Stability of multiple Shockley type basal plane stacking faults in heavily nitrogen-doped 4H-SiC crystals

•The stability of multiple SSFs in heavily N-doped 4H-SiC crystals was investigated.•The calculated energy levels in SSFs were compared with the experimental results.•The formation energies of SSFs were also calculated based on the ANNNI model.•Based on these results, the stability of multiple SSFs was discussed.•SSSFs except 2SF(6,2) are not formed during growth of heavily N-doped 4H-SiC. The stability of various types of multiple Shockley type basal plane stacking fault in heavily nitrogen-doped 4H-SiC crystals was theoretically investigated on the basis of the quantum well action (QWA) mechanism. The energy levels of confined electrons within multiple Shockley stacking faults (SSFs) were calculated using the simple quantum well model and compared to the experimental values estimated from photoluminescence measurements. The formation energies of the stacking faults were also calculated on the basis of the axial next nearest neighbor Ising (ANNNI) model for SiC polytypes.

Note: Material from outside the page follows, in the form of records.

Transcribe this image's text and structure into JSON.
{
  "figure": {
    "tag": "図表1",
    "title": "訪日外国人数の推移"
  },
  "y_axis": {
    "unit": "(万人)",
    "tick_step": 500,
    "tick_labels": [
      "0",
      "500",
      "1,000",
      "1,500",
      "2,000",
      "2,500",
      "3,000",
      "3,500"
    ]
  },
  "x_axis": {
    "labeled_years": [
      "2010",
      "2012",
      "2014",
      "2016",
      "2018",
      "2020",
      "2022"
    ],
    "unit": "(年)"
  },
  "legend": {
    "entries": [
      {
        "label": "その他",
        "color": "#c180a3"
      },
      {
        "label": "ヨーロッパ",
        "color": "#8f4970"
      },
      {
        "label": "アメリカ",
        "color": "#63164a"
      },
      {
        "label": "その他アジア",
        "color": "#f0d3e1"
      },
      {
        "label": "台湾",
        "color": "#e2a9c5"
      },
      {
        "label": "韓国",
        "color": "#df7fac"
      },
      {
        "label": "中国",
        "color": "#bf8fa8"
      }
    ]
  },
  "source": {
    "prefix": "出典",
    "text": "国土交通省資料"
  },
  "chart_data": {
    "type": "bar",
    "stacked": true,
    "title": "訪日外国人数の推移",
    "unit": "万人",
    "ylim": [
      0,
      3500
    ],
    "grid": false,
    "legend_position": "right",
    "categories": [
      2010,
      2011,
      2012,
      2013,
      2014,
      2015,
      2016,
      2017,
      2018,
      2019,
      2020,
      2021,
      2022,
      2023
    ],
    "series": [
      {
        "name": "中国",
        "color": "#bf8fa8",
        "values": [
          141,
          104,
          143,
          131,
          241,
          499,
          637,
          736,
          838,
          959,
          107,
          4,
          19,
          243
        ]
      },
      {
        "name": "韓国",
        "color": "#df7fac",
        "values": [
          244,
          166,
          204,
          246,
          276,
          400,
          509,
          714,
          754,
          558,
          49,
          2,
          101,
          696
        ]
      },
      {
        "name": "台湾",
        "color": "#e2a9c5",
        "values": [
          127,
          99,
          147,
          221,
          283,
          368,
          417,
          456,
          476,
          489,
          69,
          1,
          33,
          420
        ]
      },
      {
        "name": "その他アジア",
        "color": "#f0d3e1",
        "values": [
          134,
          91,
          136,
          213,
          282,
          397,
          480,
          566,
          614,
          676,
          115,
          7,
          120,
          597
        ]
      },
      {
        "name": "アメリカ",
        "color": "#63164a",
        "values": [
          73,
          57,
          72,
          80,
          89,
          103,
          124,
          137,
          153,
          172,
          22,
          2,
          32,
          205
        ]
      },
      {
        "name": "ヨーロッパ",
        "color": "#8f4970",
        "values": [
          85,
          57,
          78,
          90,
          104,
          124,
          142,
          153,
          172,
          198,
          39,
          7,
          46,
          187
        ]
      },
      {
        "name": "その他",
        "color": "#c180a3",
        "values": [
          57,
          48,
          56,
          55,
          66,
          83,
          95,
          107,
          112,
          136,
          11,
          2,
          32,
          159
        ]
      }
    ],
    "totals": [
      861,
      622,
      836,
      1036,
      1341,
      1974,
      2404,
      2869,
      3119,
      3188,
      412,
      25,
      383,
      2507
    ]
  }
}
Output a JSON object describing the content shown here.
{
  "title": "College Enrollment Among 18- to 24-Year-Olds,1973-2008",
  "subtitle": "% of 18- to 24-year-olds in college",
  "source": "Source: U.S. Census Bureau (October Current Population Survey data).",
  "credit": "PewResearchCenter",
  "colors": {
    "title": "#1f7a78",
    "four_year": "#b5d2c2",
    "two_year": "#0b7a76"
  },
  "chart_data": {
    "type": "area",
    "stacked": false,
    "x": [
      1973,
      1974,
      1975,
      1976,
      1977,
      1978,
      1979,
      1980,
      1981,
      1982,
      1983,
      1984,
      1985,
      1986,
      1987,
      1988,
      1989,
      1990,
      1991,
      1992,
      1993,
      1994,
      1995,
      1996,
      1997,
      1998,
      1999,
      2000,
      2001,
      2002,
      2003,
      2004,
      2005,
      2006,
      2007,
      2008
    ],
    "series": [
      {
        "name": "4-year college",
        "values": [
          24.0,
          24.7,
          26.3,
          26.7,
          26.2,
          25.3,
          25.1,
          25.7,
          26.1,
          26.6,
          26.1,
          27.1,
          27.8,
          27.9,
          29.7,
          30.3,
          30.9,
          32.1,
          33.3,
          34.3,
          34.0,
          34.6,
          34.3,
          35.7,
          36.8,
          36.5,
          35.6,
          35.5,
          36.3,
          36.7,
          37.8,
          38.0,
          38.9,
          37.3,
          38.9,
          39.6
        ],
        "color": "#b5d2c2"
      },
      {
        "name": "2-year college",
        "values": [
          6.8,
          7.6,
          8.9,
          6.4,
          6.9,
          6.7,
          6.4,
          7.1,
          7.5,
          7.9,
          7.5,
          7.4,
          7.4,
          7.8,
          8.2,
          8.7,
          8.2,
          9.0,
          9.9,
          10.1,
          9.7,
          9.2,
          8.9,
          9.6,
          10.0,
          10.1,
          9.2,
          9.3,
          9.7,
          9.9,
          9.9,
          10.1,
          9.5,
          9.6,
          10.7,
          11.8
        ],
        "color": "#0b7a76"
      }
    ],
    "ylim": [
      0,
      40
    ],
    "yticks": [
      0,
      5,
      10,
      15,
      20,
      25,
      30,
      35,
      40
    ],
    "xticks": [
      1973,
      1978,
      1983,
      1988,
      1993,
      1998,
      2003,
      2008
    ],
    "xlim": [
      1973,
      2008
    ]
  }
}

Based on these physical and electronic parameters, the stability of multiple SSFs in heavily nitrogen-doped 4H-SiC crystals was discussed, and it was revealed that the stacking sequence of multiple SSFs largely affects their stability; SSFs having a cubic stacking sequence of medium thickness (five to six Si-C bilayer thickness) are stable in heavily nitrogen-doped 4H-SiC crystals at the typical growth and device processing temperatures of SiC, i.e., 1500–2600 K.